Ondanks dat werkgever meerdere malen contact heeft gezocht met [eiser] is de kantonrechter van oordeel dat werkgever niet naar behoren aan die onderzoeksplicht heeft voldaan. Immers, alle contacten die werkgever heeft gehad ten einde aan zijn onderzoeksplicht te voldoen hebben op één en dezelfde dag plaatsgevonden, waardoor naar het oordeel van de kantonrechter, voorbij is gegaan aan de gemoedstoestand van [eiser] , die die dag ontegenzeggelijk en onweersproken boos was en emotioneel flink van slag lijkt te zijn geweest.
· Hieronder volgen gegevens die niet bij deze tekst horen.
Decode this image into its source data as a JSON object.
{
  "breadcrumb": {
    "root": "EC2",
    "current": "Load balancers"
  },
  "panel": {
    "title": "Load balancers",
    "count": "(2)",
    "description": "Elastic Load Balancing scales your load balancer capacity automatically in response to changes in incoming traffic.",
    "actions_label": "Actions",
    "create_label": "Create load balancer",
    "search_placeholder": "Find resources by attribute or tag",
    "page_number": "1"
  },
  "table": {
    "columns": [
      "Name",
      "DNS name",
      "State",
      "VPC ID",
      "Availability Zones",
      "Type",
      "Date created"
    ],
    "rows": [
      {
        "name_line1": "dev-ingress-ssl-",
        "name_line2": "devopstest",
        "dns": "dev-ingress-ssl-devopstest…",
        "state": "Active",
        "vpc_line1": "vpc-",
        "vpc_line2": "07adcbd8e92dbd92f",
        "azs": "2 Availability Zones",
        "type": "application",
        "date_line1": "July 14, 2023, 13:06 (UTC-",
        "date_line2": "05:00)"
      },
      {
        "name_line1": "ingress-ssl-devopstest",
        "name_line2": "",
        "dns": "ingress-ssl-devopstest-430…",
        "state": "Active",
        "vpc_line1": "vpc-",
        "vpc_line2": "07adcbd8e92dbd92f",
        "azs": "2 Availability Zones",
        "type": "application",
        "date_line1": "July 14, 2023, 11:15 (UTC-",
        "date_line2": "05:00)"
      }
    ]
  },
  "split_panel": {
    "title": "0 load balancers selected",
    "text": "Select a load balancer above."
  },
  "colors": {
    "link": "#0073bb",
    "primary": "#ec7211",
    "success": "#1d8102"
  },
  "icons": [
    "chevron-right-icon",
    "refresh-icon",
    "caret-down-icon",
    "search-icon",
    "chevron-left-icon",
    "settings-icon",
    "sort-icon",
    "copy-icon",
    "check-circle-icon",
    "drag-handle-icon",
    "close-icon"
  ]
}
Tekenend daarvoor is zijn uitbarsting tegenover zijn leidinggevende [Y] uitmondend in “ik sla je in elkaar”, een opmerking die ook volgens werkgever volstrekt niet past bij de persoon [eiser] . Bovendien wist de werkgever van de echtgenote van [eiser] dat hij zonder mededeling en zonder duidelijk reden met de fiets van huis was vertrokken en zij zich zorgen om hem maakte.
De kantonrechter is er niet van overtuigd geraakt dat werknemer zijn op die dag, desgevraagd herhaalde verklaring(en) dat hij bij zijn ontslag bleef in weloverwogen heeft kunnen doen en is van oordeel dat werkgever had moeten begrijpen dat werknemer die dag niet in zijn ‘normale’ doen was.
4.7.
Hoezeer voor de beoordeling van de vraag of werkgever op de verklaring(en) van [eiser] heeft moge vertrouwen niet van belang, wordt ten overvloede opgemerkt dat het vermoeden van werkgever dat er wat met [eiser] aan de hand is (vooralsnog) bevestigd wordt door de neuroloog en vastgelegd in diens rapportage aan de huisarts, waaruit blijkt van een beperkte cognitieve stoornissen. De neuroloog vraagt zich zelfs af of die cognitieve stoornissen het begin zijn van een beginnende dementie.
4.8.
Het voorgaande brengt mee dat vooralsnog niet aannemelijk is dat in een bodemprocedure zal komen vast te staan dat werkgever er gerechtvaardigd op heeft mogen vertrouwen dat aan de ontslagname van [eiser] een daarmee overeenstemmende wil ten grondslag lag. Dat betekent dat thans niet aannemelijk is dat werkgever [eiser] aan deze ontslagname kan houden.
4.9
De loonvordering van [eiser] zal dan ook worden toegewezen met dien verstande dat werkgever, gelet op de ziekmelding van [eiser] , niet meer aan loon hoeft te betalen dan het percentage dat bij ziekte op basis van CAO of de Wet verschuldigd is. Voor zover werkgever het loon te laat heeft betaald wordt de wettelijke verhoging gematigd tot 10% omdat [eiser] het niet betalen van loon over zichzelf heeft afgeroepen. De kantonrechter ziet in dat laatste ook aanleiding de kosten te compenseren.

5.De beslissing in kort geding

De kantonrechter:
I veroordeelt werkgever om vanaf 1 juni 2017 het verschuldigde loon althans het percentage aan loon dat bij ziekte op basis van CAO of de Wet verschuldigd is, te betalen aan [eiser] tot aan de dag der rechtsgeldige beëindiging van het dienstverband,
II compenseert de kosten in dier voege dat iedere partij haar eigen kosten draagt,
III verklaart dit vonnis tot zover uitvoerbaar bij voorraad,
IV wijst af het meer of anders gevorderde.
Dit vonnis is gewezen door mr. E.W. de Groot, kantonrechter, en in het openbaar uitgesproken op 24 oktober 2017.